In this light, an ethically clear-sighted understanding of evils done by the human hand is not to trivialize guilt or victimhood by the means of a metaphysical susceptibility to evil, nor is it to escape my ethical implication as the posterity of those having done and suffered evil. It is also not to identify with the victim, since such identification would be no less unresponsive from identifying with the perpetrator (see Arendt 1994a, 402). As their posterity, I stand in relation to both victims and perpetrators, and I try to have an ethically clear-sighted relationship to past persons by seeing the horror of what has actually been done (see Moody-Adams 2017, 161). As Arendt says in reply to Eric Voegelin:

If I describe these [horrifying] conditions without permitting my indignation to interfere, I have lifted this particular phenomenon out of its context in human society and have thereby robbed it of part of its nature, deprived it of one of its important inherent qualities. (Arendt 1994a, 403; see also Arendt 1994b)

If it belongs to the conditions and deeds under scrutiny that they are inherently abhorrent, historicizing them under an ethical understanding is, with Arendt, not to express a moralizing sentimentality but rather “to describe the totalitarian phenomenon as occurring, not on the moon, but in the midst of human society” (1994a, 403). And to actually see the abhorrence of these deeds and the situations created, I have suggested, is to see the circumstances of death through the dead victim’s eyes, a perspective that is right before me in the perpetrators’ testimony.

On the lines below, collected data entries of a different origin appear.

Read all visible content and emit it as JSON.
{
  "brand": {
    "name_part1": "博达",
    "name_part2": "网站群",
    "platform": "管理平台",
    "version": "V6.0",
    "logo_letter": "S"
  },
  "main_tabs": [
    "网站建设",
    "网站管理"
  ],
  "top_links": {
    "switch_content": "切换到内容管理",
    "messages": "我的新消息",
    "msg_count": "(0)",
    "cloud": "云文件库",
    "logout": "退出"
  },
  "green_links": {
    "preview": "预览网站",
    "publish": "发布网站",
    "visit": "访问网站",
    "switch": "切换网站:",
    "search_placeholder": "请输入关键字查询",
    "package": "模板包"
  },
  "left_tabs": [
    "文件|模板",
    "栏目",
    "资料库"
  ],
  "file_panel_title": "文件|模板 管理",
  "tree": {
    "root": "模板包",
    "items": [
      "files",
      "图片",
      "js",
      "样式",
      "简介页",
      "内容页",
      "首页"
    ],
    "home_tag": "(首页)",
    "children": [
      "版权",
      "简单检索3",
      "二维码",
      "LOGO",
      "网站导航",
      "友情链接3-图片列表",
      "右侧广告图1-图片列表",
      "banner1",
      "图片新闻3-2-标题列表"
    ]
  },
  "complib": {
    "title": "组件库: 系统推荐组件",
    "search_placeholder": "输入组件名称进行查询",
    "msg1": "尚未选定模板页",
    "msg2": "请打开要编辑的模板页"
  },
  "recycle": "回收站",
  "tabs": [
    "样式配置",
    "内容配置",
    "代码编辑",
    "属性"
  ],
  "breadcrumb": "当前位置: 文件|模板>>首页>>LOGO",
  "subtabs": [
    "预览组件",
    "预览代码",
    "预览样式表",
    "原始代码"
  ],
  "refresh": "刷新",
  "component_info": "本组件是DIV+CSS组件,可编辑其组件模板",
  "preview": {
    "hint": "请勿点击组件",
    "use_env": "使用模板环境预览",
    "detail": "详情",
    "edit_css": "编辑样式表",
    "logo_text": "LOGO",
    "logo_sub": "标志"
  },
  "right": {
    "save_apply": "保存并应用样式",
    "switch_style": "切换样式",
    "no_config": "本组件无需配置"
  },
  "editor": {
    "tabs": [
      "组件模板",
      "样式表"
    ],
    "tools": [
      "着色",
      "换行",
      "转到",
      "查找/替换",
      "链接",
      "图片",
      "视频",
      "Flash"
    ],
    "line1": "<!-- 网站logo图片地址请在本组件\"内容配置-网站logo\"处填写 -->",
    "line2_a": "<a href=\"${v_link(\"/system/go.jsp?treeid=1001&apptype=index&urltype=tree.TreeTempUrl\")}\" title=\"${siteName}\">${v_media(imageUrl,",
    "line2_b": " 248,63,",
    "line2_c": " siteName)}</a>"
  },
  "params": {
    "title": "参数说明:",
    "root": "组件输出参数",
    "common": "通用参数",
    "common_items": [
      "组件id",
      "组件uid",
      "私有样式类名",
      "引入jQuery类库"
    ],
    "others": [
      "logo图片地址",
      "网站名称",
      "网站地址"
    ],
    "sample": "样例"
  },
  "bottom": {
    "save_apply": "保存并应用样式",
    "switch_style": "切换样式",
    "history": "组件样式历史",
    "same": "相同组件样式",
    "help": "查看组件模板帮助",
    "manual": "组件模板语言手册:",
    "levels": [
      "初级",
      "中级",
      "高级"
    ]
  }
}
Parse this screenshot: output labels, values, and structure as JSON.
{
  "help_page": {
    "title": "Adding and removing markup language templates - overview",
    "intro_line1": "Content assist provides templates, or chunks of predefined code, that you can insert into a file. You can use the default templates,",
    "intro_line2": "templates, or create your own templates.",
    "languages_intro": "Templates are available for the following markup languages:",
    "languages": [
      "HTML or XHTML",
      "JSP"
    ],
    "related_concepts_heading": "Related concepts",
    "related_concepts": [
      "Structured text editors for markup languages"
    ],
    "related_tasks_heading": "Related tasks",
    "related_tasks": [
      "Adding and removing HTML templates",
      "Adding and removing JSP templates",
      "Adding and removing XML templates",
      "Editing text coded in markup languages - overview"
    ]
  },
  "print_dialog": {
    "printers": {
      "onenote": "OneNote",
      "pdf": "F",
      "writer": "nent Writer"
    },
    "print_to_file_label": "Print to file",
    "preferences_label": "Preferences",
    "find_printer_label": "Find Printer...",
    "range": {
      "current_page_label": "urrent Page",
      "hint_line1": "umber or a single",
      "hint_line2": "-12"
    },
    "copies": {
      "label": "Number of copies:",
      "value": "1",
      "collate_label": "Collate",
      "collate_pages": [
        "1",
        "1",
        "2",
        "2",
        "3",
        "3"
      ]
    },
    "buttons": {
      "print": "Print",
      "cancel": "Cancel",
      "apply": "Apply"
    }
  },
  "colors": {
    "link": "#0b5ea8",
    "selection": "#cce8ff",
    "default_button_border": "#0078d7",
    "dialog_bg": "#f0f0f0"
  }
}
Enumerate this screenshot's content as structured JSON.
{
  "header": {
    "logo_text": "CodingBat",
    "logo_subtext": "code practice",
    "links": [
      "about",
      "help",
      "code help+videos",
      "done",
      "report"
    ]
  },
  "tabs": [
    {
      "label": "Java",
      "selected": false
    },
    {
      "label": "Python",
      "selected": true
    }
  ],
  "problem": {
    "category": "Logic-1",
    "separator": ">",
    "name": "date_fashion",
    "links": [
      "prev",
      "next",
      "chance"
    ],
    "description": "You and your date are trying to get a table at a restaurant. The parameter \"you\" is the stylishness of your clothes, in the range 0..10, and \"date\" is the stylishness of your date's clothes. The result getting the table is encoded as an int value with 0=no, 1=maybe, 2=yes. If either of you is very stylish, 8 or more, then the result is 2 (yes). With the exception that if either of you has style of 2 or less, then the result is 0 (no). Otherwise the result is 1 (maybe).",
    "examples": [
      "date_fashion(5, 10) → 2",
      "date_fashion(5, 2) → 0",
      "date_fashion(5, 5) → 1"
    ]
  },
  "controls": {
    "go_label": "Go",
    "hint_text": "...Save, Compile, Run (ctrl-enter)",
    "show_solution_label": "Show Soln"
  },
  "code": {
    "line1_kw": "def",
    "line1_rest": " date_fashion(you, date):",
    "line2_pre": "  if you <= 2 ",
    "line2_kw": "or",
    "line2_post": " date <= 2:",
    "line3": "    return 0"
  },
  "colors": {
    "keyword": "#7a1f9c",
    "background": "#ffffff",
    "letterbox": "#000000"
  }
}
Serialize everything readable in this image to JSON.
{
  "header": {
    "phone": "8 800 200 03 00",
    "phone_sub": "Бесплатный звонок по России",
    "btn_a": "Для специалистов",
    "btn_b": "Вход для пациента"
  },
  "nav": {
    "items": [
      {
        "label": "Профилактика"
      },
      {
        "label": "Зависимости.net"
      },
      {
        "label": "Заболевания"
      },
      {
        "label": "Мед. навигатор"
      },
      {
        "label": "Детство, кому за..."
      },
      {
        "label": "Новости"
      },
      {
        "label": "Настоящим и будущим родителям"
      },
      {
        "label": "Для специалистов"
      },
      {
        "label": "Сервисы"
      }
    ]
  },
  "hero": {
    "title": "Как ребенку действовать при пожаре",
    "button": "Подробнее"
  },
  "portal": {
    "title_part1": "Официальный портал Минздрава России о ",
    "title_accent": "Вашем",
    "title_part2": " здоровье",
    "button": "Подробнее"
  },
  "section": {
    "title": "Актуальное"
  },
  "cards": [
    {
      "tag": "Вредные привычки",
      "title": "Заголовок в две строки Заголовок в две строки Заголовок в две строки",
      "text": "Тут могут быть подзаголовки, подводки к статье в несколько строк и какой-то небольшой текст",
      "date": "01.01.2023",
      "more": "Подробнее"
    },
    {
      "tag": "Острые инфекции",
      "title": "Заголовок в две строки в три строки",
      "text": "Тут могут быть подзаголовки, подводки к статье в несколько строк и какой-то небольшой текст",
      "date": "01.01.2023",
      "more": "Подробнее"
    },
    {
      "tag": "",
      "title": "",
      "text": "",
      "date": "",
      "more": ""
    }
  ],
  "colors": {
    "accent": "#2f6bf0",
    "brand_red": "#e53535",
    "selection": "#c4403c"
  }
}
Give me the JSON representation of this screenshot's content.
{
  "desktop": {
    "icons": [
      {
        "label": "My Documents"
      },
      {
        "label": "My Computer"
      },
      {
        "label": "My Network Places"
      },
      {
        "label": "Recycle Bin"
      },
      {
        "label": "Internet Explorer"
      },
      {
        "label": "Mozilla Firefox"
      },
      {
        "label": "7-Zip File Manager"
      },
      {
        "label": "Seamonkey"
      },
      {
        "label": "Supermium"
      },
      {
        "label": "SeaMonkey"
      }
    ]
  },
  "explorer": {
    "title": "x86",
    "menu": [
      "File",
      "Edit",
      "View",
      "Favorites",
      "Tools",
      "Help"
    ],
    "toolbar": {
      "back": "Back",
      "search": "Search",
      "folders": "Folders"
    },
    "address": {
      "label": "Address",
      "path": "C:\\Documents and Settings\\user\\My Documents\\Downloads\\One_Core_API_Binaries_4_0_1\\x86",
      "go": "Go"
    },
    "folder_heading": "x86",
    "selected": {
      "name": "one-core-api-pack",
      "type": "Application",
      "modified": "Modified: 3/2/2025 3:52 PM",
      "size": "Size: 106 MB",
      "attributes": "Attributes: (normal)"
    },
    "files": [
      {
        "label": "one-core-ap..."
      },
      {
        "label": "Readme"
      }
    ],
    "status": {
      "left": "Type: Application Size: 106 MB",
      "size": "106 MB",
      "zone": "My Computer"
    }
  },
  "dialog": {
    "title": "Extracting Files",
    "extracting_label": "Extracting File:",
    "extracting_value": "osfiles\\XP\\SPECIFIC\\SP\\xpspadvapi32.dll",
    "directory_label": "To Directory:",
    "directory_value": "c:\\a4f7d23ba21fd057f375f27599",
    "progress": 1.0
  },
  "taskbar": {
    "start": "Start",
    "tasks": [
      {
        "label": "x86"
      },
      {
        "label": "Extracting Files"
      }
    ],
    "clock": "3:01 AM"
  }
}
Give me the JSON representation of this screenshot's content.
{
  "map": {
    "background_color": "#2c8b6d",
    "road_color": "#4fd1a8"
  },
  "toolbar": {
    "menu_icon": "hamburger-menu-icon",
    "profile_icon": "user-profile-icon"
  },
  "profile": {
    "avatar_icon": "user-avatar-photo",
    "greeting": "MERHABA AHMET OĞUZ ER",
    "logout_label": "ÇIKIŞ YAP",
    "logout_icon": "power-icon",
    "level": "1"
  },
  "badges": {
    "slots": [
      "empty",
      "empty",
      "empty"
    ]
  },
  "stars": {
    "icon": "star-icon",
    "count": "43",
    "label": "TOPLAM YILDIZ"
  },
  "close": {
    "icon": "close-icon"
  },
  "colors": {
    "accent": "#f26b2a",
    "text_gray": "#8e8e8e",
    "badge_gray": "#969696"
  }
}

7 Responsibility for the Dead

What does it mean to responsibly historicize evil deeds in the past and to do justice in thought and understanding to what real persons have done and suffered? This is, as Wyschogrod shows, an endless question of responsibility which springs from the existential realization that we speak in posterity about those who are now dead, about those who no longer can speak. The stories we tell about living and dead others, the stories that we who are the afterlife reiterate about the past, demand us to ask how we should stand with the ones we narrate and what it means to do them justice. Thus we bury and care about the dead in language and in thought through telling those who live after what it was that has happened to the dead. Through narrating and chronicling past others we seek an ethically clear-sighted way of narrating who we are and who we should be for coming generations, as we see what stories about ourselves we no longer conscientiously can reiterate. To do justice to the dead through what is testified to and told about them is, I have shown, our resisting to aestheticize the perpetrators and the victims, but it is also our resisting to think that the evils in our history are to be addressed as a metaphysical susceptibility internal to being human. This realization can only be invoked by seeing the circumstances of death from the victims’ perspective, from the perspective of those persons who have only us in posterity to testify to their continuously belonging to the same world as we who live on.